Block I/O has been the mainstay of computer storage for the best part of five decades. In that time, we’ve seen error-detection codes used to fix block corruption, SCSI invented as a way to use drives with much higher defect counts, and redundant array of inexpensive disks (RAID) as a way to nail drive failures at the macroscopic level.
All of these storage technologies deserve a place in an IT Hall of Fame. They each allowed the storage industry to move to a new plateau of stability. But simple error-correction codes no longer correct errors on drives; we’ve moved on from SCSI to newer interfaces (though SCSI still forms the background for most of them) and now RAID is moving into its twilight stage.
RAID uses either mirroring or parity blocks to protect data integrity. Basic RAID is designed to tolerate a single drive failure, but drive densities have reached the point where the window to rebuild a failed drive is so long that another failure could occur and cause data to be lost.
More advanced RAID solutions have attempted to solve the problem, but there are hardware costs and much longer write times involved. Worse, the added protection means that two drives can fail, but since both are on the same appliance, a relatively long loss of access to data is unavoidable. RAID 6, as this version is called, also mandates that all drives had to be replaceable, which adds a lot of cost.
The arrival of very fast SSD on the scene changed the picture even more. Even single-parity RAID 5 slows writing to SSD drives to an unacceptable level, and RAID 6 is slower than molasses. Clearly, something had to give, and new integrity systems such as replication and erasure coding have offered a way forward.
Replication uses multiple copies of a data object to provide protection. The subtle difference to RAID is that the copies are on different storage appliances, and may even be geographically dispersed. That protects against appliance failures, fire and flood, and major power outages, among other things.
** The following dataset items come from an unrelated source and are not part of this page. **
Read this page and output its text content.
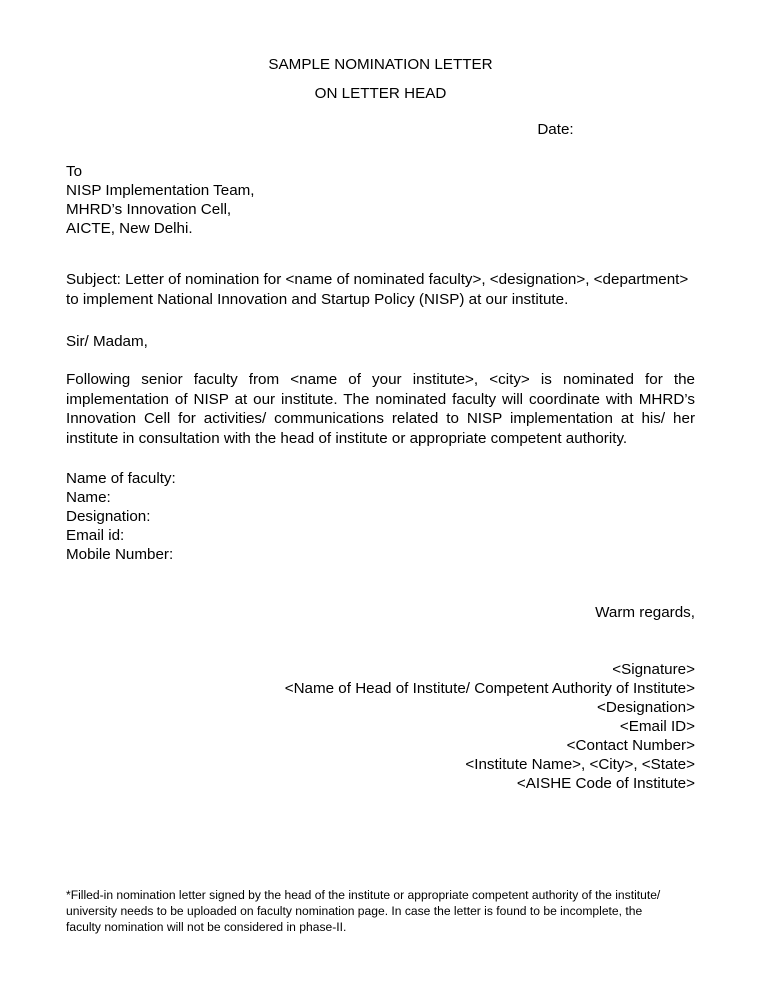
SAMPLE NOMINATION LETTER
ON LETTER HEAD
Date:
To
NISP Implementation Team,
MHRD’s Innovation Cell,
AICTE, New Delhi.
Subject: Letter of nomination for <name of nominated faculty>, <designation>, <department> to implement National Innovation and Startup Policy (NISP) at our institute.
Sir/ Madam,
Following senior faculty from <name of your institute>, <city> is nominated for the implementation of NISP at our institute. The nominated faculty will coordinate with MHRD’s Innovation Cell for activities/ communications related to NISP implementation at his/ her institute in consultation with the head of institute or appropriate competent authority.
Name of faculty:
Name:
Designation:
Email id:
Mobile Number:
Warm regards,
<Signature>
<Name of Head of Institute/ Competent Authority of Institute>
<Designation>
<Email ID>
<Contact Number>
<Institute Name>, <City>, <State>
<AISHE Code of Institute>
*Filled-in nomination letter signed by the head of the institute or appropriate competent authority of the institute/ university needs to be uploaded on faculty nomination page. In case the letter is found to be incomplete, the faculty nomination will not be considered in phase-II.
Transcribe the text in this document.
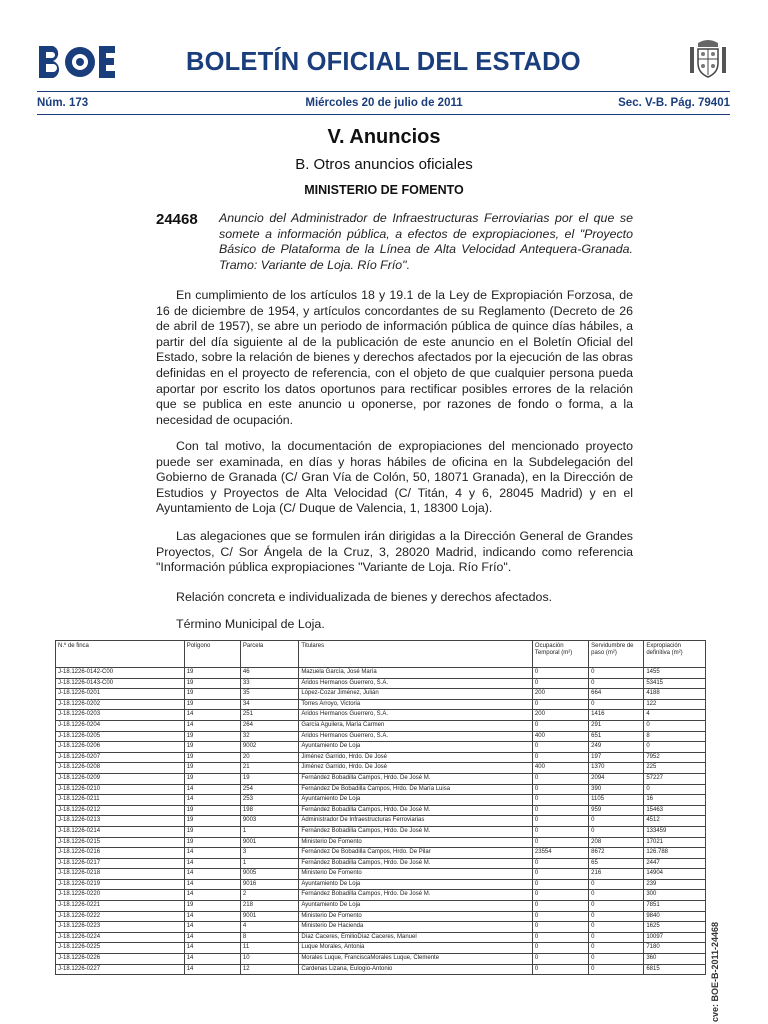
BOLETÍN OFICIAL DEL ESTADO
Núm. 173	Miércoles 20 de julio de 2011	Sec. V-B. Pág. 79401
V. Anuncios
B. Otros anuncios oficiales
MINISTERIO DE FOMENTO
24468 Anuncio del Administrador de Infraestructuras Ferroviarias por el que se somete a información pública, a efectos de expropiaciones, el "Proyecto Básico de Plataforma de la Línea de Alta Velocidad Antequera-Granada. Tramo: Variante de Loja. Río Frío".
En cumplimiento de los artículos 18 y 19.1 de la Ley de Expropiación Forzosa, de 16 de diciembre de 1954, y artículos concordantes de su Reglamento (Decreto de 26 de abril de 1957), se abre un periodo de información pública de quince días hábiles, a partir del día siguiente al de la publicación de este anuncio en el Boletín Oficial del Estado, sobre la relación de bienes y derechos afectados por la ejecución de las obras definidas en el proyecto de referencia, con el objeto de que cualquier persona pueda aportar por escrito los datos oportunos para rectificar posibles errores de la relación que se publica en este anuncio u oponerse, por razones de fondo o forma, a la necesidad de ocupación.
Con tal motivo, la documentación de expropiaciones del mencionado proyecto puede ser examinada, en días y horas hábiles de oficina en la Subdelegación del Gobierno de Granada (C/ Gran Vía de Colón, 50, 18071 Granada), en la Dirección de Estudios y Proyectos de Alta Velocidad (C/ Titán, 4 y 6, 28045 Madrid) y en el Ayuntamiento de Loja (C/ Duque de Valencia, 1, 18300 Loja).
Las alegaciones que se formulen irán dirigidas a la Dirección General de Grandes Proyectos, C/ Sor Ángela de la Cruz, 3, 28020 Madrid, indicando como referencia "Información pública expropiaciones "Variante de Loja. Río Frío".
Relación concreta e individualizada de bienes y derechos afectados.
Término Municipal de Loja.
N.º de finca	Polígono	Parcela	Titulares	Ocupación Temporal (m²)	Servidumbre de paso (m²)	Expropiación definitiva (m²)
J-18.1226-0142-C00	19	46	Mazuela García, José María	0	0	1455
J-18.1226-0143-C00	19	33	Áridos Hermanos Guerrero, S.A.	0	0	53415
J-18.1226-0201	19	35	López-Cozar Jiménez, Julián	200	664	4188
J-18.1226-0202	19	34	Torres Arroyo, Victoria	0	0	122
J-18.1226-0203	14	251	Aridos Hermanos Guerrero, S.A.	200	1416	4
J-18.1226-0204	14	264	García Aguilera, María Carmen	0	291	0
J-18.1226-0205	19	32	Aridos Hermanos Guerrero, S.A.	400	651	8
J-18.1226-0206	19	9002	Ayuntamiento De Loja	0	249	0
J-18.1226-0207	19	20	Jiménez Garrido, Hrdo. De José	0	197	7952
J-18.1226-0208	19	21	Jiménez Garrido, Hrdo. De José	400	1370	225
J-18.1226-0209	19	19	Fernández Bobadilla Campos, Hrdo. De José M.	0	2094	57227
J-18.1226-0210	14	254	Fernández De Bobadilla Campos, Hrdo. De María Luisa	0	390	0
J-18.1226-0211	14	253	Ayuntamiento De Loja	0	1105	16
J-18.1226-0212	19	198	Fernández Bobadilla Campos, Hrdo. De José M.	0	959	15463
J-18.1226-0213	19	9003	Administrador De Infraestructuras Ferroviarias	0	0	4512
J-18.1226-0214	19	1	Fernández Bobadilla Campos, Hrdo. De José M.	0	0	133459
J-18.1226-0215	19	9001	Ministerio De Fomento	0	208	17021
J-18.1226-0216	14	3	Fernández De Bobadilla Campos, Hrdo. De Pilar	23554	8672	126.788
J-18.1226-0217	14	1	Fernández Bobadilla Campos, Hrdo. De José M.	0	65	2447
J-18.1226-0218	14	9005	Ministerio De Fomento	0	216	14904
J-18.1226-0219	14	9016	Ayuntamiento De Loja	0	0	239
J-18.1226-0220	14	2	Fernández Bobadilla Campos, Hrdo. De José M.	0	0	300
J-18.1226-0221	19	218	Ayuntamiento De Loja	0	0	7851
J-18.1226-0222	14	9001	Ministerio De Fomento	0	0	9840
J-18.1226-0223	14	4	Ministerio De Hacienda	0	0	1625
J-18.1226-0224	14	8	Díaz Caceres, EmilioDíaz Caceres, Manuel	0	0	10097
J-18.1226-0225	14	11	Luque Morales, Antonia	0	0	7180
J-18.1226-0226	14	10	Morales Luque, FranciscaMorales Luque, Clemente	0	0	360
J-18.1226-0227	14	12	Cardenas Lizana, Eulogio-Antonio	0	0	6815	cve: BOE-B-2011-24468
Erasure coding uses a sort of “super-RAID” to add extra blocks to a data set. These blocks can also be dispersed over a number of appliances and the resulting protection can allow three or more drives or appliances to crash before data is unavailable. One common form adds six extra blocks to every 10 of data; this allows up to six failures to occur before the data is unavailable. That’s really powerful protection!
Just as importantly, the new replication approaches don’t need super-expensive RAID arrays to achieve results. Most of the RAID vendors have charged whopping amounts for each drive; the advent of the cloud approach meant that cloud service providers like Google and Amazon had to look for alternatives.
Replication and cheap commodity drives proved to be the answer. Inexpensive consumer drives worked really well in replicated storage systems. The world didn’t end because of any drive durability issues, which turned out to have been overstated.
Taken together, low-cost drives, simple controllers using COTS servers as head nodes, and a much lower price point are making RAID arrays look like IBM’s mainframes did in the 1980s. We are seeing a UNIX-like revolution in storage, with inexpensive COTS-based gear taking major market share from traditional vendors.
The revolution is only just beginning. The cloud has opened the door for very low-margin Chinese vendors to take the same machines they’ve been delivering in the millions to AWS and Google and sell them to the commercial marketplace.
But even these ODMs are caught up in a tsunami of change. We are beginning to evolve to a software-defined storage model where the hardware is somewhat undifferentiated commodity gear, while the configuration and differentiation migrates into software.
The combination of cheap hardware and flexible software means the end of the road for simple, staid, but slow RAID. It won’t happen overnight -- there are still mainframes 30 years after UNIX's arrival -- but RAID development will stop and existing gear will move to a secondary role.
It’s worth noting that there are some subtle differences in the storage revolt compared with the UNIX revolution. SSDs will make hard drives obsolete in just a couple more years, and mainframe hard-disk drive RAID arrays will be like two-horse carriages in a land of Ferraris. The mainframe never faced that level of obsolescence. Likely, the demise of the RAID array will be quick.
Still, EMC Chairman and CEO Joe Tucci will be retiring just before RAID's decline accelerates. EMC went years without permanently losing a bit of data. That’s a superb record and a fitting swan song for the RAID array!